OREANDA-NEWS  Chemists from St. Petersburg ITMO University have created unique nanoparticles-transformers that change their structure when illuminated by a laser, which allows them to be used to fight tumors. Their description was presented in the journal Bioconjugate Chemistry.

"This direction is interesting not only for the delivery of drugs, but also to create a computer in which instead of conventional silicon chips biological molecules will be used. This will open the way for high – precision control of chemical processes, "smart" drugs and control of molecular machines," said Ekaterina Skorb from ITMO University in St. Petersburg, whose words are quoted by the press service of the Russian science Foundation.

Foreign and Russian scientists are increasingly experimenting with various nanoparticles to fight cancer, infectious diseases or for the treatment of noncommunicable diseases. Typically, they are used for the delivery of dangerous toxins into the tumor or the site of infection.

In other cases, nanoparticles help to remove tumors and destroy microbes and viruses. They are attached to them and play the role of a target for immune cells, or become a target for a laser beam, heating particles and burning cells.

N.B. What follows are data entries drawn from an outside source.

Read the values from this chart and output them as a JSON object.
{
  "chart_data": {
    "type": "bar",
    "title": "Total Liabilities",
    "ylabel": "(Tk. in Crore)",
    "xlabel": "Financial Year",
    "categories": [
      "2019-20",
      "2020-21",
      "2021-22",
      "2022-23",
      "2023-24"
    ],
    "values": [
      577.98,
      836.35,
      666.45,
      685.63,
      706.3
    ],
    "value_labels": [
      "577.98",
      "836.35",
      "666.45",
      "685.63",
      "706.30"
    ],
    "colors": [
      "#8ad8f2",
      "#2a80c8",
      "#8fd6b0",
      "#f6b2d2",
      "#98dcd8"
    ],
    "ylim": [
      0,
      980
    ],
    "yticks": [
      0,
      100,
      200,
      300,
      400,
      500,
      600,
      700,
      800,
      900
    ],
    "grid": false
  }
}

Scorb and her colleagues combined the best properties of these two types of nanoparticles, experimenting with a light-sensitive nanomaterial, a kind of chemical "switch" that they discovered relatively recently.

It consists of titanium dioxide nanoparticles capable of splitting water into atomic oxygen and hydrogen when exposed to light. If such particles are placed in a solution of organic compounds, the oxygen produced by them will interact with the most vulnerable molecules, which will lead to a sharp change in the acid-base balance.

Scientists wondered if this nanomaterial could control the behavior of larger nanoparticles. For example, they can be assembled from "switches" and molecules, whose stability varies greatly with the fall or increase of the pH level, which will "open" or "close" such nanoparticles under laser illumination.

Guided by this idea, Scorb and her colleagues created hollow nanoparticles, with a shell of polymer filaments and inclusions of titanium oxide and silver. If they are illuminated by an infrared laser, the whole structure will collapse under the influence of heat and oxygen, which will release its contents.

The work of these nanoparticles, scientists have tested for bacteria. Their DNA was modified in such a way that these microbes began to glow when molecules of one of the artificial sugars got inside them. Starting nanoparticles that sugar, chemists from the University have tested whether E. coli to glow, if I highlight the tube an infrared laser.

Experiments have shown, such "nanograde" coped with its task, bringing the sugar inside bacteria. At the same time, neither the particles themselves nor the process of their destruction affected the viability of the cells.

The ability to interact with infrared radiation, according to Sorrows, will be another additional plus – the human body is almost no barrier to such rays, which will allow the use of nanoparticles to combat tumors and infections in almost the entire body.